Multimedia artist Claire Bangser created NOLAbeings as a portrait-based story project that marries image and text. Inspired by the Humans of NY project, it stems from the belief that we can all learn from one anothers’ stories. Primarily featured on Instagram (and tumblr), Claire meets people in coffee shops, grocery stores, living rooms, sidewalks, and learns something about each individual through a snapshot conversation and image. After discovering and falling in love with the project, editors at NolaVie asked to post a weekly roundup of her most visually and narratively stimulating photos.
“We do very naughty things and don’t tell mummy!”
“Like what?”
“We put maple syrup on a spoon… and then eat it!”
“I painted his face with peanut butter and he picked my nose and we had a peeing contest in the porta-potties. I was wearing overalls and I beat him and all of his guy friends. […] We started a long-distance internet-centric relationship and I went to visit him and immediately blurted out ‘I’m in love with you!’ And he had come out of a really intense relationship and that was too much too soon for him and so we spent the next two years having this messy thing where I knew he was who I wanted to spend my life with [but he] wasn’t ready to explore those kinds of emotions. When we broke up for the third time I moved down here and had a year of self-exploration and really grew into who I am. After a year, he contacted me and I forced myself to put him into the ‘friend’ category because I didn’t want to get my hopes up again. And then one night he texted me and he said ‘you are still the only person that I can be 100% myself with, but there is just this one thing I can’t seem to tell you.’ I knew right away he was going to say he was in love with me and I didn’t feel like I felt the same way about him anymore and I told him to call me so that I could try and let him down easy. And the minute I picked up the phone and heard his voice, all of my rationalizations for why I shouldn’t jump into this again flew out of my head and I was like ‘I love you too! Alright, let’s try this again!’ That was in September of 2012, and we got married seven months later [alone] under an oak tree in City Park.”
“Lionel Batiste was my brother. He was the baby boy. We both was the number one dressers. We’d take after the models – they knew how to dress. I’d dress up in suits and I love hats, and special shoes.”
“I cooked everything for my children when I had ten children, you know. And I’d teach ‘em manners, that’s for one thing! Say ‘good evening’, ‘good morning’, ‘yes ma’am’, ‘no ma’am’, ‘yes sir’, ‘no sir’ and ‘thank you’! We say a blessing for food and thank God that you got it.
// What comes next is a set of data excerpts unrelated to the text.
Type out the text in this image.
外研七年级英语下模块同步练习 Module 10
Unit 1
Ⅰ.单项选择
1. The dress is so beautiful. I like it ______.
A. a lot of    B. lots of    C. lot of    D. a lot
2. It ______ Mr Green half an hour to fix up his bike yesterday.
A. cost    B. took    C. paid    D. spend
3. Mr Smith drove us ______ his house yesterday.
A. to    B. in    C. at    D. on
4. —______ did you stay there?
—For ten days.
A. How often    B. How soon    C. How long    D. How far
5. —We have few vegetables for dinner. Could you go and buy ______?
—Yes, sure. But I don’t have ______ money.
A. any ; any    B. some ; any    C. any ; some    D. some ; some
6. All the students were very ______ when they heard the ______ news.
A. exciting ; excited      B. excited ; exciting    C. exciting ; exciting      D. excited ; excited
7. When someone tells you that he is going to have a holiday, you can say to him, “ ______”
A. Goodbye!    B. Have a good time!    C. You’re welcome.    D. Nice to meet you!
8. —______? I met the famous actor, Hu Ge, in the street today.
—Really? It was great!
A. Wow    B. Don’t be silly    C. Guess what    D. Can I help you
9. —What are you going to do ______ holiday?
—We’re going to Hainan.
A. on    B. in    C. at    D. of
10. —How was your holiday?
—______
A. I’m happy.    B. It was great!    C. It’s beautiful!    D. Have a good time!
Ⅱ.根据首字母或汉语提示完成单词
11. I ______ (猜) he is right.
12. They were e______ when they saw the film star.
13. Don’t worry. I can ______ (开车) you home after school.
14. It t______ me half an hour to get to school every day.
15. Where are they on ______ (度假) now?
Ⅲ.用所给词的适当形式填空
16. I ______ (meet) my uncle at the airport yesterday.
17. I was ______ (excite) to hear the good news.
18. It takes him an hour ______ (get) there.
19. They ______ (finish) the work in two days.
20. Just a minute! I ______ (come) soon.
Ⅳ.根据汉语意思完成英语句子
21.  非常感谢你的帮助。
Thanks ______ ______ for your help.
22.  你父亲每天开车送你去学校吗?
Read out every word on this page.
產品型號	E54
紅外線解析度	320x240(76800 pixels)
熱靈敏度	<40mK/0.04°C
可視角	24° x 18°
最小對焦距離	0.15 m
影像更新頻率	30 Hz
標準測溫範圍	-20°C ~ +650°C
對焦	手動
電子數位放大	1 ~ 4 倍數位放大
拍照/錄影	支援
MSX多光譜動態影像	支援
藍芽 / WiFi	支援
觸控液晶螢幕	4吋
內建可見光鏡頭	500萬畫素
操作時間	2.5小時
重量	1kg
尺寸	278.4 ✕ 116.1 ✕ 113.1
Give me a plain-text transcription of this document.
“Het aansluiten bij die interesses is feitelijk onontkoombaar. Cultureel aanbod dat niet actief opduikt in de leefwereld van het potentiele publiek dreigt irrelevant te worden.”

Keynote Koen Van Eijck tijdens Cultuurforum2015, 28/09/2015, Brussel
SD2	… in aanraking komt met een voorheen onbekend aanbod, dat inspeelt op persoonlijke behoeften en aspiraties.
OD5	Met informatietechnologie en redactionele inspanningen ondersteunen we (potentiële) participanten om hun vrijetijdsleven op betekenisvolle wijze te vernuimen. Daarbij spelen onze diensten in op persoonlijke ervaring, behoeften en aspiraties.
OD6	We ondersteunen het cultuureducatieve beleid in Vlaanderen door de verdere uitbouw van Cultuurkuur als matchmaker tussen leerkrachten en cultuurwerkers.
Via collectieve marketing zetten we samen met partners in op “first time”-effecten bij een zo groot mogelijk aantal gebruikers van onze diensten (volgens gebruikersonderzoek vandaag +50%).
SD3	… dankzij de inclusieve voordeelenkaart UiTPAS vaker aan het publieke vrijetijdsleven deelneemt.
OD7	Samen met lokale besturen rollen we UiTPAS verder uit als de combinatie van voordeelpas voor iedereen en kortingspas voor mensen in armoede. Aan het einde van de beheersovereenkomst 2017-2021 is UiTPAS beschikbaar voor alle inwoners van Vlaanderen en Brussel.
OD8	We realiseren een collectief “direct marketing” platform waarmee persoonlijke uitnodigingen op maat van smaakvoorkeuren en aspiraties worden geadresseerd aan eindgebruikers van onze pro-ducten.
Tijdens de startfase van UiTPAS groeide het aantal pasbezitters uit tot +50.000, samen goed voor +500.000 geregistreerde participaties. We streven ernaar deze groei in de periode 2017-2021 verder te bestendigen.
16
And you know what I used to do when my mama was living in my house? I got different plates – ten plates, different colors. Each one of [my children] had their own plate. Count the whole ten of them. They had to use their own plate to eat their food, so they didn’t take nobody else’s. And they did that. They listened to what I said and they all went to school, so I’m proud of all that. They praise me for raising them up that way.”